At the close of 2010 and early 2011, building from the prototype, the intermediate version was developed within UN-Habitat/GLTN. The intermediate version replaced ILWIS as the GIS component with QGIS. The intermediate version was developed using some data and process from a Kenya-based urban NGO called Pamoja Trust, an affiliate of SDI. This version becomes a QGIS plugin which allows users to make use of the other functionality offered by the software. This version of STDM is the basis for a publicly available version which was launched in June 2014.

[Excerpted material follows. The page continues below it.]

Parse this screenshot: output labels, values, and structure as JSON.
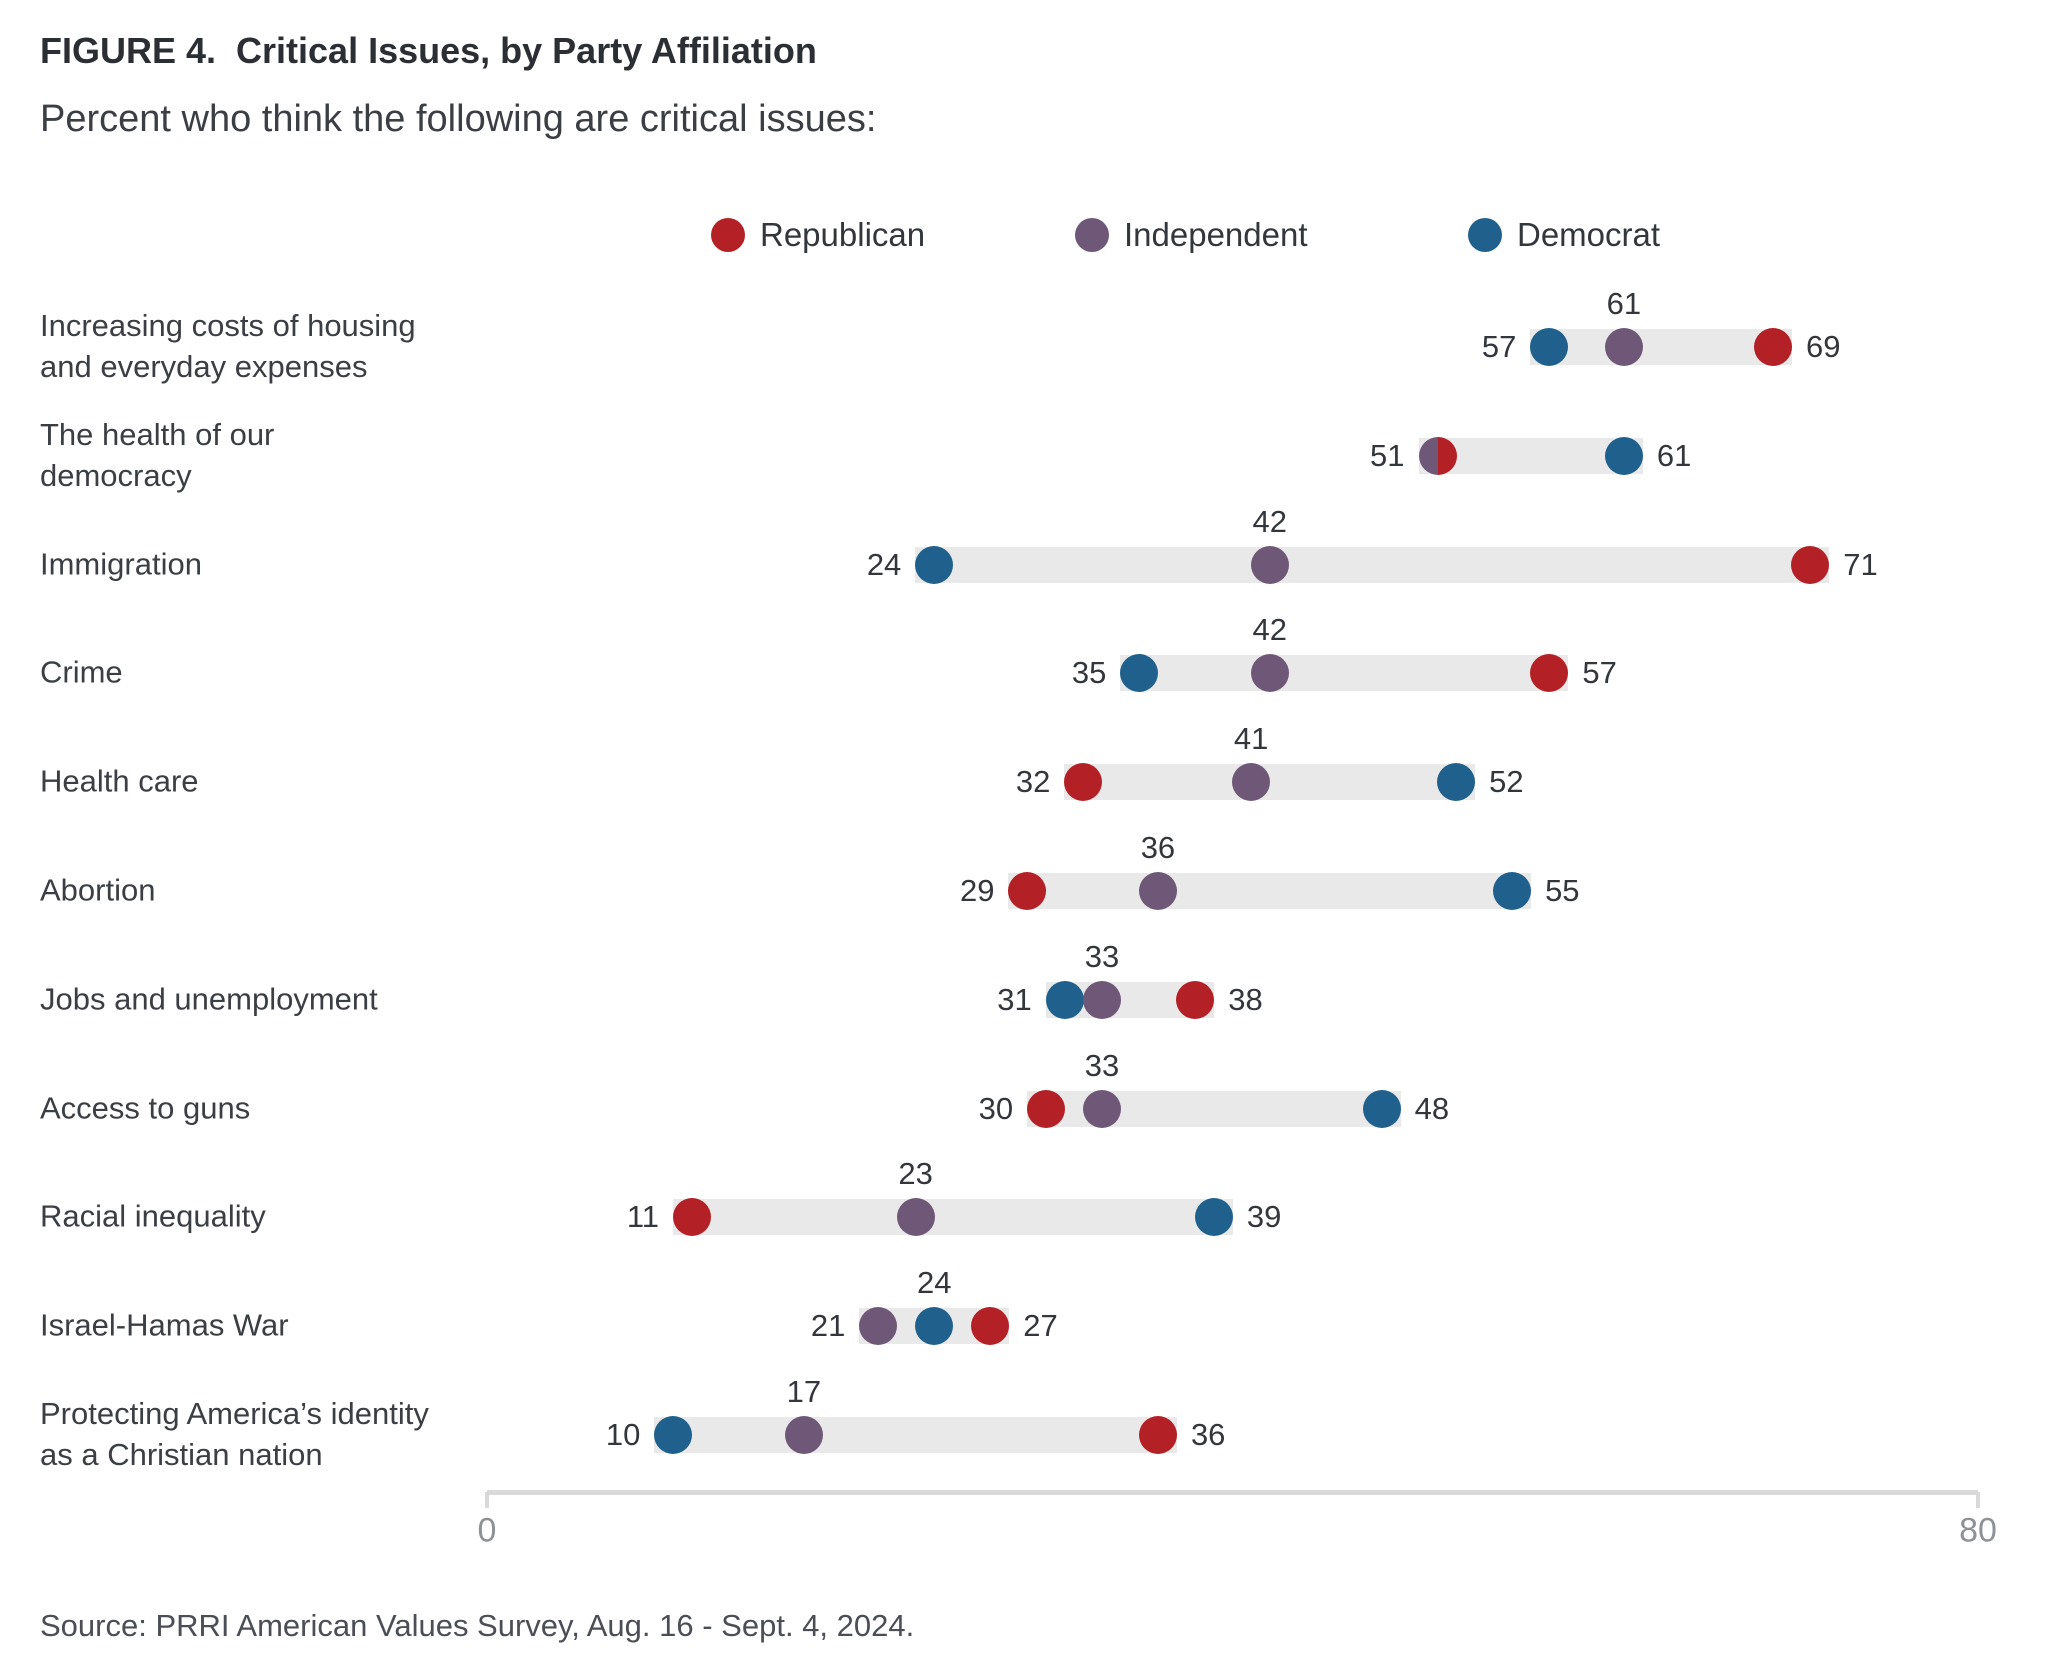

- 2014 June first: STDM is published on https://github.com/gltn/stdm
- 2014: Launch of STDM 1.0 at the FIG Conference in Kuala Lumpur
- 2015: Release of STDM 1.2 at the World Bank Conference on Land and Poverty in Washington DC, USA
- 2016: STDM as a tool for Improving Land Governance: Global Partners' Experiences and Lessons presentation at the World Bank Conference in Washington DC, USA
- 2016: Next phase: STDM-Online, the Social Tenure Domain Model on the Web.
- 2017 Release of STDM version 1.4
- 2017 STDM Online prototype based on [Sahana Eden] launches at the World Bank Conference on Land and Poverty 2017.
GLTN and partners continue to improve the system including the training package. It is also exploring further testing of the tool in other context and currently initiating a partnership agreement with FIG and known universities to review STDM and make further recommendations for improvement.
Identifying Interest Groups
From OSGeo's perspective there are at least 3 distinct interest groups which should be addressed with dedicated outreach material:
- End users
- End users from NGOs who are on site and discover that they need some kind of "geospatial" tool
- End user organizations (NGOs like Slum/Shack Dwellers International) who have a clearer understanding of what is needed but maybe not the means to acquire sustainable solutions based on proprietary software.
- Municipalities who have an area of interest and are dedicated to do something but lack know-how or means
- National bodies with the mission to address land tenure issues (overlap with SOLA)
- who have a budget for a limited period and want to make sure that whatever IT system they support will live beyond the funded period.
- Inform donors how they can tap into Open Source development resources, what they need to take into account to make it sustainable
- Software developers
- of the core projects (OSGeo peers), to make them aware of potential needs arising out of the evolution of STDM
- New software developers, preferably local and regional to the target areas where STDM will be used. These will be critical to support the STDM plug-in, data model and "operations handbook", especially in the transition from externally funded to long term operational.